Nonetheless, each of the country’s 10 or so main indie distributors will be hoping to find a hot new property at Cannes. With a slate of 80 films ready to go for next year, Penta Distribuzione may not seem to be in need of acquiring more product. But Claudio Tinari, the exec in charge of Penta’s international department, said he will be scouting for new titles for 1992.
“Any strong commercial film is attractive for us. But we’re also interested in smaller titles like, say, ‘Cafe Europa,'” said Tinari. BIM’s Valerio De Paolis will be looking for up to five new pics at Cannes, which will be released in Italy Columbia/Tri-Star through a new 10-pic per year deal between the two.
Other indies, like Academy, Titanus and Lucky Red, react to the more competitive market by getting involved in the production of films they release.
Academy toppers Manfredi and Vania Traxler, veteran artfilm distributors, are setting up a production banner called Academy European Production with several other like-minded Euro distribs.
“We intend to co-produce about two or three films per year, plus tv projects and videos. We’re not abandoning distribution by any means. But competition has gotten so tough here that it makes more sense to spend money producing a film for several territories than laying out a million dollars for a minimum guarantee for a film that may flop,” said Traxler.
The Traxlers have also signed a deal with Panarecord to release Academy product on homevideo. Titanus Distiibuzione foreign sales topper Sesto Cifola will be on hand at Cannes to acquire films for distribution, but he’ll also be selling two Titanus co-prods: Marco Ferreri’s “The House Of Smiles” and Daniele Luchetti’s “The Footman.”
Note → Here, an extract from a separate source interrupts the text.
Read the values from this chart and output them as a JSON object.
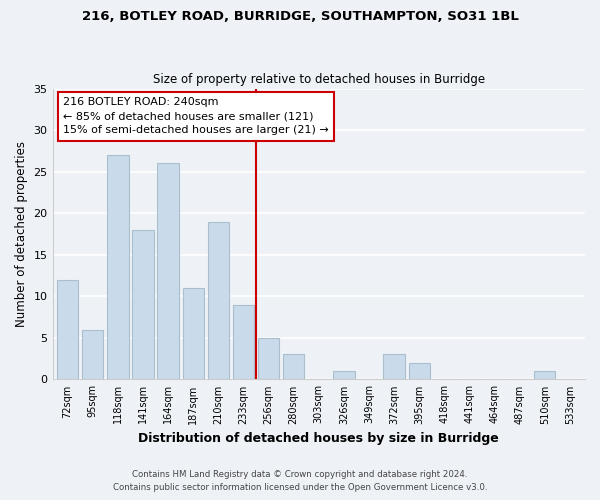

Kermit Smith of Lucky Red will be looking for two or three more titles to round out the small distrib’s slate, plus trying to put together financing for a few film projects. “Independent distributors here are being forced to go into production or go out of business,” Smith observed. “And if that happens, the suppliers won’t have a lot of choice about who to sell their product to in a few years.”
Roberto Cimpanelli is one indie who had a good year – “Dances With Wolves” had grossed over $13 million by mid-April, and looked like it would continue its profitable run for several weeks.
While he doubted he would find another “Wolves” this year, he did note, “Indies have to work three or four times as hard as other distribs to find product. I may buy one film at Cannes, or I may end up with 10,” he said.
At Artisti Associati, buyer Sonia Graziani said she’ll be looking for “a few” films to round out the distrib’s slate, which includes titles like Geoff Murphy’s “Free Jack” and Ridley Scott’s “Christopher Columbus.”